There are lessons in this moment — lessons that are practical, moral,  and political. One is that restraint is a choice. It doesn’t just happen; it results from millions of individual decisions to act with discipline and dignity. Holding our collective nerve matters. When people expect violence and it doesn’t happen, that sets a precedent that can, slowly but surely, weave together the bonds that keep our country together.

It is tempting — easy, even — to focus exclusively on the fractures in our public life: the anger, the division, the fear that the next spark leads to a blaze. However, this day gave us a different story: people with strong convictions turned out, made themselves visible, spoke their minds, and left without tearing anything down. That story is not the absence of dissent; it is the presence of civic order.

Crucially, that peace was not achieved by one side alone. It depended equally on the restraint of Americans who disagreed with the protests —conservatives, libertarians, Trump supporters, people who may have felt mocked or provoked by the message of “No Kings.” They, too, chose calm over confrontation. They did not take the bait. They did not strike back. That discipline and civic maturity deserve equal recognition.
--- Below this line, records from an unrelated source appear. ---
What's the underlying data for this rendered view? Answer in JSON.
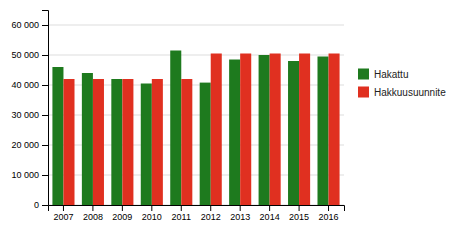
{
  "chart_data": {
    "type": "bar",
    "categories": [
      "2007",
      "2008",
      "2009",
      "2010",
      "2011",
      "2012",
      "2013",
      "2014",
      "2015",
      "2016"
    ],
    "series": [
      {
        "name": "Hakattu",
        "color": "#1e7a1e",
        "values": [
          46000,
          44000,
          42000,
          40500,
          51500,
          40800,
          48500,
          50000,
          48000,
          49500
        ]
      },
      {
        "name": "Hakkuusuunnite",
        "color": "#e03020",
        "values": [
          42000,
          42000,
          42000,
          42000,
          42000,
          50500,
          50500,
          50500,
          50500,
          50500
        ]
      }
    ],
    "ylim": [
      0,
      65000
    ],
    "yticks": [
      0,
      {
        "value": 10000,
        "label": "10 000"
      },
      {
        "value": 20000,
        "label": "20 000"
      },
      {
        "value": 30000,
        "label": "30 000"
      },
      {
        "value": 40000,
        "label": "40 000"
      },
      {
        "value": 50000,
        "label": "50 000"
      },
      {
        "value": 60000,
        "label": "60 000"
      }
    ],
    "grid": true,
    "legend": "right"
  }
}
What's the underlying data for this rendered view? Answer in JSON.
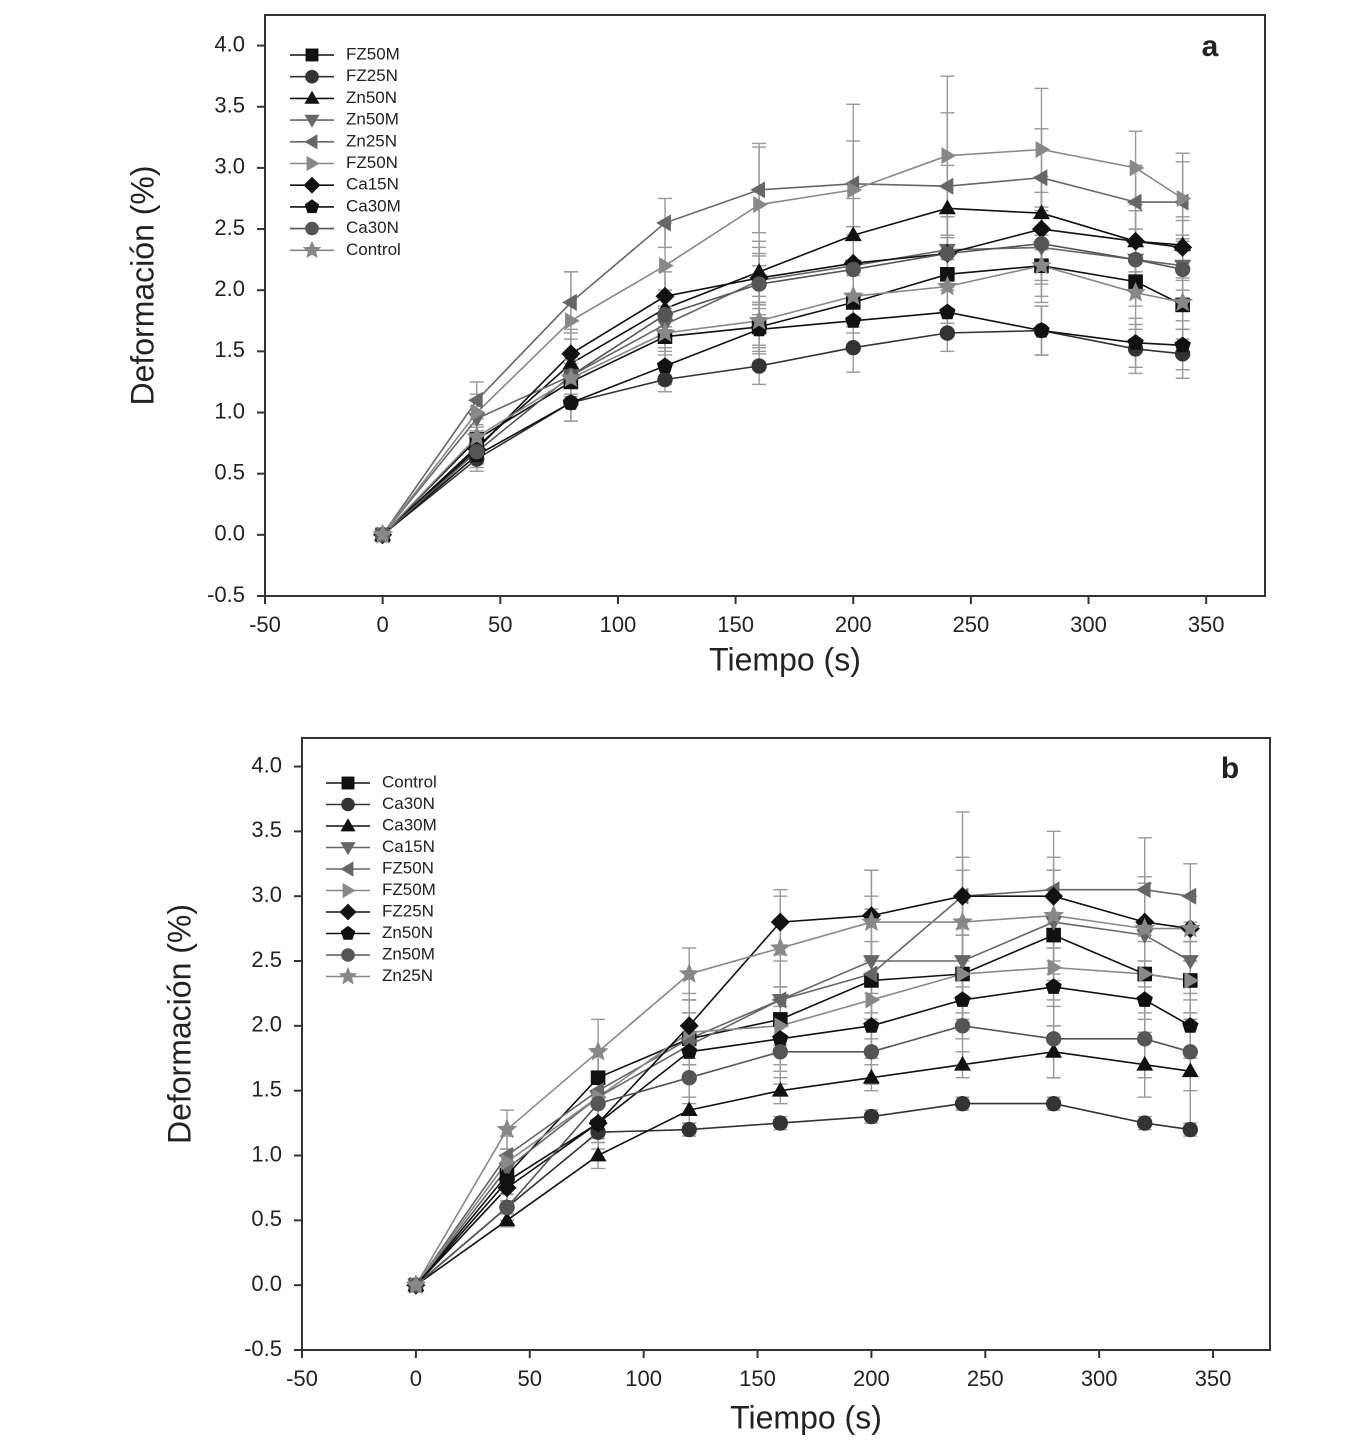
{
  "chart_data": [
    {
      "type": "line",
      "panel_label": "a",
      "x_label": "Tiempo (s)",
      "y_label": "Deformación (%)",
      "xlim": [
        -50,
        375
      ],
      "ylim": [
        -0.5,
        4.25
      ],
      "xticks": [
        -50,
        0,
        50,
        100,
        150,
        200,
        250,
        300,
        350
      ],
      "yticks": [
        -0.5,
        {
          "value": 0,
          "label": "0.0"
        },
        0.5,
        {
          "value": 1,
          "label": "1.0"
        },
        1.5,
        {
          "value": 2,
          "label": "2.0"
        },
        2.5,
        {
          "value": 3,
          "label": "3.0"
        },
        3.5,
        {
          "value": 4,
          "label": "4.0"
        }
      ],
      "legend": "upper left",
      "x": [
        0,
        40,
        80,
        120,
        160,
        200,
        240,
        280,
        320,
        340
      ],
      "series": [
        {
          "name": "FZ50M",
          "color": "#111111",
          "marker": "square",
          "values": [
            0,
            0.78,
            1.25,
            1.62,
            1.7,
            1.9,
            2.13,
            2.2,
            2.07,
            1.88
          ],
          "errors": [
            0,
            0.1,
            0.15,
            0.15,
            0.2,
            0.25,
            0.3,
            0.25,
            0.2,
            0.2
          ]
        },
        {
          "name": "FZ25N",
          "color": "#333333",
          "marker": "circle",
          "values": [
            0,
            0.62,
            1.08,
            1.27,
            1.38,
            1.53,
            1.65,
            1.67,
            1.52,
            1.48
          ],
          "errors": [
            0,
            0.1,
            0.15,
            0.1,
            0.15,
            0.2,
            0.15,
            0.2,
            0.2,
            0.2
          ]
        },
        {
          "name": "Zn50N",
          "color": "#111111",
          "marker": "triangle-up",
          "values": [
            0,
            0.72,
            1.4,
            1.85,
            2.15,
            2.45,
            2.67,
            2.63,
            2.4,
            2.37
          ],
          "errors": [
            0,
            0.1,
            0.2,
            0.15,
            0.25,
            0.3,
            0.35,
            0.3,
            0.25,
            0.2
          ]
        },
        {
          "name": "Zn50M",
          "color": "#666666",
          "marker": "triangle-down",
          "values": [
            0,
            0.95,
            1.3,
            1.72,
            2.08,
            2.2,
            2.33,
            2.35,
            2.25,
            2.2
          ],
          "errors": [
            0,
            0.1,
            0.15,
            0.15,
            0.2,
            0.25,
            0.3,
            0.3,
            0.25,
            0.2
          ]
        },
        {
          "name": "Zn25N",
          "color": "#666666",
          "marker": "triangle-left",
          "values": [
            0,
            1.1,
            1.9,
            2.55,
            2.82,
            2.87,
            2.85,
            2.92,
            2.72,
            2.72
          ],
          "errors": [
            0,
            0.15,
            0.25,
            0.2,
            0.35,
            0.35,
            0.6,
            0.4,
            0.3,
            0.4
          ]
        },
        {
          "name": "FZ50N",
          "color": "#888888",
          "marker": "triangle-right",
          "values": [
            0,
            1.0,
            1.75,
            2.2,
            2.7,
            2.82,
            3.1,
            3.15,
            3.0,
            2.75
          ],
          "errors": [
            0,
            0.15,
            0.4,
            0.35,
            0.5,
            0.7,
            0.65,
            0.5,
            0.3,
            0.3
          ]
        },
        {
          "name": "Ca15N",
          "color": "#111111",
          "marker": "diamond",
          "values": [
            0,
            0.7,
            1.48,
            1.95,
            2.1,
            2.22,
            2.3,
            2.5,
            2.4,
            2.35
          ],
          "errors": [
            0,
            0.1,
            0.2,
            0.2,
            0.25,
            0.3,
            0.3,
            0.3,
            0.25,
            0.25
          ]
        },
        {
          "name": "Ca30M",
          "color": "#111111",
          "marker": "pentagon",
          "values": [
            0,
            0.65,
            1.08,
            1.38,
            1.68,
            1.75,
            1.82,
            1.67,
            1.57,
            1.55
          ],
          "errors": [
            0,
            0.1,
            0.15,
            0.15,
            0.2,
            0.2,
            0.2,
            0.2,
            0.2,
            0.2
          ]
        },
        {
          "name": "Ca30N",
          "color": "#555555",
          "marker": "circle",
          "values": [
            0,
            0.68,
            1.3,
            1.8,
            2.05,
            2.17,
            2.3,
            2.38,
            2.25,
            2.17
          ],
          "errors": [
            0,
            0.1,
            0.2,
            0.2,
            0.25,
            0.25,
            0.3,
            0.3,
            0.25,
            0.25
          ]
        },
        {
          "name": "Control",
          "color": "#888888",
          "marker": "star",
          "values": [
            0,
            0.8,
            1.28,
            1.65,
            1.75,
            1.95,
            2.03,
            2.2,
            1.98,
            1.9
          ],
          "errors": [
            0,
            0.1,
            0.15,
            0.15,
            0.2,
            0.25,
            0.3,
            0.3,
            0.3,
            0.3
          ]
        }
      ]
    },
    {
      "type": "line",
      "panel_label": "b",
      "x_label": "Tiempo (s)",
      "y_label": "Deformación (%)",
      "xlim": [
        -50,
        375
      ],
      "ylim": [
        -0.5,
        4.22
      ],
      "xticks": [
        -50,
        0,
        50,
        100,
        150,
        200,
        250,
        300,
        350
      ],
      "yticks": [
        -0.5,
        {
          "value": 0,
          "label": "0.0"
        },
        0.5,
        {
          "value": 1,
          "label": "1.0"
        },
        1.5,
        {
          "value": 2,
          "label": "2.0"
        },
        2.5,
        {
          "value": 3,
          "label": "3.0"
        },
        3.5,
        {
          "value": 4,
          "label": "4.0"
        }
      ],
      "legend": "upper left",
      "x": [
        0,
        40,
        80,
        120,
        160,
        200,
        240,
        280,
        320,
        340
      ],
      "series": [
        {
          "name": "Control",
          "color": "#111111",
          "marker": "square",
          "values": [
            0,
            0.85,
            1.6,
            1.9,
            2.05,
            2.35,
            2.4,
            2.7,
            2.4,
            2.35
          ],
          "errors": [
            0,
            0.1,
            0.2,
            0.2,
            0.25,
            0.3,
            0.35,
            0.35,
            0.35,
            0.3
          ]
        },
        {
          "name": "Ca30N",
          "color": "#333333",
          "marker": "circle",
          "values": [
            0,
            0.6,
            1.18,
            1.2,
            1.25,
            1.3,
            1.4,
            1.4,
            1.25,
            1.2
          ],
          "errors": [
            0,
            0.05,
            0.05,
            0.05,
            0.05,
            0.05,
            0.05,
            0.05,
            0.05,
            0.05
          ]
        },
        {
          "name": "Ca30M",
          "color": "#111111",
          "marker": "triangle-up",
          "values": [
            0,
            0.5,
            1.0,
            1.35,
            1.5,
            1.6,
            1.7,
            1.8,
            1.7,
            1.65
          ],
          "errors": [
            0,
            0.05,
            0.1,
            0.1,
            0.1,
            0.1,
            0.1,
            0.2,
            0.25,
            0.45
          ]
        },
        {
          "name": "Ca15N",
          "color": "#666666",
          "marker": "triangle-down",
          "values": [
            0,
            0.9,
            1.45,
            1.85,
            2.2,
            2.5,
            2.5,
            2.8,
            2.7,
            2.5
          ],
          "errors": [
            0,
            0.1,
            0.2,
            0.25,
            0.3,
            0.4,
            0.5,
            0.4,
            0.4,
            0.3
          ]
        },
        {
          "name": "FZ50N",
          "color": "#666666",
          "marker": "triangle-left",
          "values": [
            0,
            1.0,
            1.5,
            1.9,
            2.2,
            2.4,
            3.0,
            3.05,
            3.05,
            3.0
          ],
          "errors": [
            0,
            0.15,
            0.3,
            0.3,
            0.35,
            0.6,
            0.65,
            0.45,
            0.4,
            0.25
          ]
        },
        {
          "name": "FZ50M",
          "color": "#888888",
          "marker": "triangle-right",
          "values": [
            0,
            0.95,
            1.45,
            1.95,
            2.0,
            2.2,
            2.4,
            2.45,
            2.4,
            2.35
          ],
          "errors": [
            0,
            0.1,
            0.2,
            0.25,
            0.3,
            0.3,
            0.3,
            0.3,
            0.3,
            0.3
          ]
        },
        {
          "name": "FZ25N",
          "color": "#111111",
          "marker": "diamond",
          "values": [
            0,
            0.75,
            1.25,
            2.0,
            2.8,
            2.85,
            3.0,
            3.0,
            2.8,
            2.75
          ],
          "errors": [
            0,
            0.1,
            0.2,
            0.25,
            0.25,
            0.35,
            0.3,
            0.3,
            0.3,
            0.25
          ]
        },
        {
          "name": "Zn50N",
          "color": "#111111",
          "marker": "pentagon",
          "values": [
            0,
            0.8,
            1.25,
            1.8,
            1.9,
            2.0,
            2.2,
            2.3,
            2.2,
            2.0
          ],
          "errors": [
            0,
            0.1,
            0.15,
            0.2,
            0.25,
            0.25,
            0.3,
            0.3,
            0.3,
            0.25
          ]
        },
        {
          "name": "Zn50M",
          "color": "#555555",
          "marker": "circle",
          "values": [
            0,
            0.6,
            1.4,
            1.6,
            1.8,
            1.8,
            2.0,
            1.9,
            1.9,
            1.8
          ],
          "errors": [
            0,
            0.1,
            0.2,
            0.2,
            0.25,
            0.25,
            0.3,
            0.3,
            0.3,
            0.3
          ]
        },
        {
          "name": "Zn25N",
          "color": "#888888",
          "marker": "star",
          "values": [
            0,
            1.2,
            1.8,
            2.4,
            2.6,
            2.8,
            2.8,
            2.85,
            2.75,
            2.75
          ],
          "errors": [
            0,
            0.15,
            0.25,
            0.2,
            0.4,
            0.4,
            0.4,
            0.35,
            0.4,
            0.25
          ]
        }
      ]
    }
  ]
}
The absence of violence was a shared accomplishment, one that required decency and self-control from all corners of our political life.

If we can replicate this — if we can show that we know how to disagree without destroying — then we honor the memories of Charlie Kirk and Melissa Hortman not in words but in action. We demonstrate that their murders need not become the norm. We show that we do value human life and freedom above partisanship.

So here’s to more days like this. Days when a nation can voice its disagreements and still walk away intact. Because if we can show that we are together in the absence of violence, then we stand a better chance of keeping this country whole for many generations to come.